Happy Thanksgiving, everyone. We’re out having adventures this week, so please enjoy some golden oldies. – Ed.

The first time I got caught backpacking in a serious rain I was an idiot. Nothing bad actually happened to me, but I was light years away from being prepared. I didn’t notice the ominous signs of a thunderstorm until it was nearly too late. I hadn’t packed the proper gear when I left home. I hadn’t considered the trail I was on and what it would look like in a torrential downpour. I was wearing jeans when it started raining. Jeans!

See? Idiot.

Thankfully, I had already set up camp when the first drops began to fall, and, fortunately, I’d lucked into a patch of high ground below a canopy of towering pines. When the first lightning bolts lit up the granite peaks nearby, just moments after I’d climbed into my tent, I realized how close I’d come to having to try to remember whether I was supposed to run toward trees, or away from them in an electric storm (I still can’t remember, to be honest). When the first pea-sized balls of hail started pelting the tent fly, piling up outside the vestibule like somebody had turned on a giant ice machine right above me, I thought of how, with no rain in the forecast, I’d almost left the rain fly behind. When I wriggled out of my soaked synthetic shorts and pulled out the only pair of pants I had in my backpack, which were, for a reason unfathomable to me now, denim, I couldn’t help but repeat to myself the mantra: “cotton kills.”

Then the rain suddenly stopped. The spigot was shut off. Minutes later the sun was out. The trout bite was on after the rain as it always is, and soon my stringer had two healthy cutthroats pulling at the end.

The rain poured and poured for close to an hour, great torrents of water sluicing past the tent, rushing to a low spot I’d almost set up my tent in, but didn’t, a stroke of good luck more than a wise choice to avoid a depression. Thunder would repeatedly crash and echo off the granite, filling me with a foreboding after each magnificent clap.

New to backpacking, every other trip deep into the woods I’d yet taken had been sun-kissed and carefree. I’d yet to learn a healthy respect for what it really meant to be several days’ walk from a road. For an hour or so I listened to the rain and wondered how I’d climb out of this valley on the sketchy trail out, with vertiginous drops on both sides, now certainly a river of slick mud.

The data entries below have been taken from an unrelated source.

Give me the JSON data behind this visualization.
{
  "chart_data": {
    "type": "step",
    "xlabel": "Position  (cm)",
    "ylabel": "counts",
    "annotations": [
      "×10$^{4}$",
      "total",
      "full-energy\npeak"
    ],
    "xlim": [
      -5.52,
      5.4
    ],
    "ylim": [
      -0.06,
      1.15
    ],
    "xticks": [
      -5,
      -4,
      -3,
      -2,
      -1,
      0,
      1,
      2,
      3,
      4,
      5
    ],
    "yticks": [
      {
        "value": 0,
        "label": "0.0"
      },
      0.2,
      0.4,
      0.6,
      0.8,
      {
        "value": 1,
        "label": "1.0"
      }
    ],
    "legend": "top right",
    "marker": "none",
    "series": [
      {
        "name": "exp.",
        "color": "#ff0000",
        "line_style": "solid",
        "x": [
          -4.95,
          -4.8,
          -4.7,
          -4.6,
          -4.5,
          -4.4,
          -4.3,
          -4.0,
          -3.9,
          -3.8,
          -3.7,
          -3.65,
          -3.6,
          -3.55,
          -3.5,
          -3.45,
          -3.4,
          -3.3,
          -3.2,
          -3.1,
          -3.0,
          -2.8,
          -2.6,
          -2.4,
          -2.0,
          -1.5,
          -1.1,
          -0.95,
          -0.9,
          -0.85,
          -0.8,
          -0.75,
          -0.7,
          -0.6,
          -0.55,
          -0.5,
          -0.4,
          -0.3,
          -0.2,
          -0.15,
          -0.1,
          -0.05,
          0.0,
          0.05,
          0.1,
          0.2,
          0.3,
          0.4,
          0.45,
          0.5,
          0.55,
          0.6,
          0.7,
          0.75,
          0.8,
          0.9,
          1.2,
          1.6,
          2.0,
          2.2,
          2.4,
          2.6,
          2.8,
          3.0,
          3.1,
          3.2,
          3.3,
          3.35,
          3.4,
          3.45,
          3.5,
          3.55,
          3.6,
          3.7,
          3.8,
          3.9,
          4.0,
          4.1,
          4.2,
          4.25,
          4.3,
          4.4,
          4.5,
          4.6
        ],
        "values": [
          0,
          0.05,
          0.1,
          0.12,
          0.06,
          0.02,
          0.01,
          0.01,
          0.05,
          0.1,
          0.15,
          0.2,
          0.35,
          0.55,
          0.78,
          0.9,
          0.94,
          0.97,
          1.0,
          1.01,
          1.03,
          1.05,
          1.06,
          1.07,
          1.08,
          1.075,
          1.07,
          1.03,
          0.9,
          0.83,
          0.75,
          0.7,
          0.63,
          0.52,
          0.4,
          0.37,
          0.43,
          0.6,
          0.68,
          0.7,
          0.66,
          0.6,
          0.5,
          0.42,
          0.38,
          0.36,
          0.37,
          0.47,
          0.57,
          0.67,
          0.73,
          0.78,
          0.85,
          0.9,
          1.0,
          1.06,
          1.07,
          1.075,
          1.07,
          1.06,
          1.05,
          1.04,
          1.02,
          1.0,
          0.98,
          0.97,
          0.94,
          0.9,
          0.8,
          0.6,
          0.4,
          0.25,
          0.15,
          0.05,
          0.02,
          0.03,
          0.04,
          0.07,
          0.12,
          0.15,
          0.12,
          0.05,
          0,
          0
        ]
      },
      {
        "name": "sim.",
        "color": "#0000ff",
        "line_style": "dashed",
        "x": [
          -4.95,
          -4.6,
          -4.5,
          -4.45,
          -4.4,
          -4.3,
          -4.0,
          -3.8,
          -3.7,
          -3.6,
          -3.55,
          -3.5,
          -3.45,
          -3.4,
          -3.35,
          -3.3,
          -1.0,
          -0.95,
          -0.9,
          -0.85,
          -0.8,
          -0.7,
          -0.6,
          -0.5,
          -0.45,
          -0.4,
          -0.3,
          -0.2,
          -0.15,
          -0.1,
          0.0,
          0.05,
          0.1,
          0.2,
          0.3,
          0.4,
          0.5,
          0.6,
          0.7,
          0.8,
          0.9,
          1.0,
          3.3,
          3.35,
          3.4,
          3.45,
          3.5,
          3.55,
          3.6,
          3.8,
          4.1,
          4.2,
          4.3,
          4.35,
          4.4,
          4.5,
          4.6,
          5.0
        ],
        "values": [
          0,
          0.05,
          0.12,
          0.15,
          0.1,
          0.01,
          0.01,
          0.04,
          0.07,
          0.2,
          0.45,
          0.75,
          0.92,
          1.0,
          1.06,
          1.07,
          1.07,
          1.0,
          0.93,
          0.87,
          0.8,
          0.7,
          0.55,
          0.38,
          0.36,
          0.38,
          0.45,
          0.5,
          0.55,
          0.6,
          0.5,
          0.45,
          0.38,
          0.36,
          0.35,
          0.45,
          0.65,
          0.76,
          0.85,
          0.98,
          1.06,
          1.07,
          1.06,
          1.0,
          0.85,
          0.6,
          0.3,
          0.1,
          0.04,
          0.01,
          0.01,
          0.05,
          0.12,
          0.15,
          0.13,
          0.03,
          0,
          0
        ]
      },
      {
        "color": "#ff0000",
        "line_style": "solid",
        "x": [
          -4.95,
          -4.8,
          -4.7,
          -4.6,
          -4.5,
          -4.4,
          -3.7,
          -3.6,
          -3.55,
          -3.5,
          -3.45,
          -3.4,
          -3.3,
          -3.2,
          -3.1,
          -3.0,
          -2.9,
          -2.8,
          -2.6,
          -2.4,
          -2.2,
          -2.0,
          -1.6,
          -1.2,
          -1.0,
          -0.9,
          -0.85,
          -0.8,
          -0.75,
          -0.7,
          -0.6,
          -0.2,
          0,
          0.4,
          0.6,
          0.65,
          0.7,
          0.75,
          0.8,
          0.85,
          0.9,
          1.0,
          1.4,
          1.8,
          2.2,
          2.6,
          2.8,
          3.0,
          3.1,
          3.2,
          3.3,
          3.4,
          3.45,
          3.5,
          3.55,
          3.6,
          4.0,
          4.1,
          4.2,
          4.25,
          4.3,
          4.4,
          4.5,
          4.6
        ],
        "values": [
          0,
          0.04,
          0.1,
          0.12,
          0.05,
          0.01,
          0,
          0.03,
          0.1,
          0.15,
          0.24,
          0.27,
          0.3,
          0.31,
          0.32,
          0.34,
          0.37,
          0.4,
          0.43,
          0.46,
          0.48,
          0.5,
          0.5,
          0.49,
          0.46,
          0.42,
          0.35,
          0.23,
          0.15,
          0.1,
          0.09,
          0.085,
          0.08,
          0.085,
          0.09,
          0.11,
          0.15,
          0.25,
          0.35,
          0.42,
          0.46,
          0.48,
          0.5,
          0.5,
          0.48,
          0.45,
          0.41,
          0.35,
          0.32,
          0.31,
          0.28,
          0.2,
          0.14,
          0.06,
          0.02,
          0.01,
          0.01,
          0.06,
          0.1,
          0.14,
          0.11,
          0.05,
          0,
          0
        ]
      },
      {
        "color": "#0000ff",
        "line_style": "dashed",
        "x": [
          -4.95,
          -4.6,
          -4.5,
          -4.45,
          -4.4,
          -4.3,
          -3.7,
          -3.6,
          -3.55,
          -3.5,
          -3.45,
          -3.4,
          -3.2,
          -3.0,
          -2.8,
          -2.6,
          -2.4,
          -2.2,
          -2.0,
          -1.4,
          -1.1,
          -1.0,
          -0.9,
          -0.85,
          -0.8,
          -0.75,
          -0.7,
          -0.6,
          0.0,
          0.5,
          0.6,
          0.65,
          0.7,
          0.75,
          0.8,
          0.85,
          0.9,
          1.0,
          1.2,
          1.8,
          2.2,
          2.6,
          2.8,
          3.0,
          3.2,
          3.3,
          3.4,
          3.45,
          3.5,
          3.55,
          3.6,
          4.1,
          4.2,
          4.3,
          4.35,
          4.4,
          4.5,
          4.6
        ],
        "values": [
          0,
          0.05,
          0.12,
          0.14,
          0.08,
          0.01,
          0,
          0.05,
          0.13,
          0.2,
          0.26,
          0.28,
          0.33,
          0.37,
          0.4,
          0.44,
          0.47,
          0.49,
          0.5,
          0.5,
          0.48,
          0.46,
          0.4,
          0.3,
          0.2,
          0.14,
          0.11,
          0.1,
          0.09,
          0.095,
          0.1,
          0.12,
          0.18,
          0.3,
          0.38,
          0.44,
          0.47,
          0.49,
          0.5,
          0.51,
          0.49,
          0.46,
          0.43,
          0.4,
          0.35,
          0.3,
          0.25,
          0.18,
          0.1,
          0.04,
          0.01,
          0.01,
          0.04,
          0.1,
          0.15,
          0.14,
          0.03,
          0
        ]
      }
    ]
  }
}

Then the rain suddenly stopped. The spigot was shut off. Minutes later the sun was out. The trout bite was on after the rain as it always is, and soon my stringer had two healthy cutthroats pulling at the end. Everything worked out.

But I’d learned, the easy way, thankfully, how naive I’d been and I’d also learned a healthy fear of storms in the backcountry.

More importantly, though, I realized I’d actually enjoyed the experience. The—barely there, I admit—sense of potential danger thrilled in a way fair weather backpacking never had. I wanted more foul-weather backcountry experience.

I wouldn’t seek out 12,000-foot passes in a thunderstorm or anything, but setting out for a multi-day trek with rain looming or even falling is now its own kind of joy.

I like lining a pack with a trash bag to protect the contents, pulling on the pack’s rain cover just be sure. When rain starts, I get a little charge out of donning my rain gear. The mud sloshing around waterproof boots is satisfying. The sound raindrops make as they pound pine trees and boulders and meadows is soothing. Quickly setting up a tent (rainfly first, tent body upside down is my trick) during a downpour and keeping things relatively dry is a point of pride. Judging the towering buildup of thunderheads and predicting how much time I have to make shelter makes me feel like an overlanding explorer.

The mountains are never more beautiful after a rain passes. The clouds never whiter, the sky never bluer, birdsong never more beautiful. It’s like a miniature spring in the afternoon, as animals emerge from their bad weather refuges, me included. A little bad weather gives a more complete picture of the backcountry experience than you’d get if you only tramp around in 75-degree perfection.

Plus, it makes me feel like I’m having a real adventure. Silly and ego-stroking maybe, but true all the same.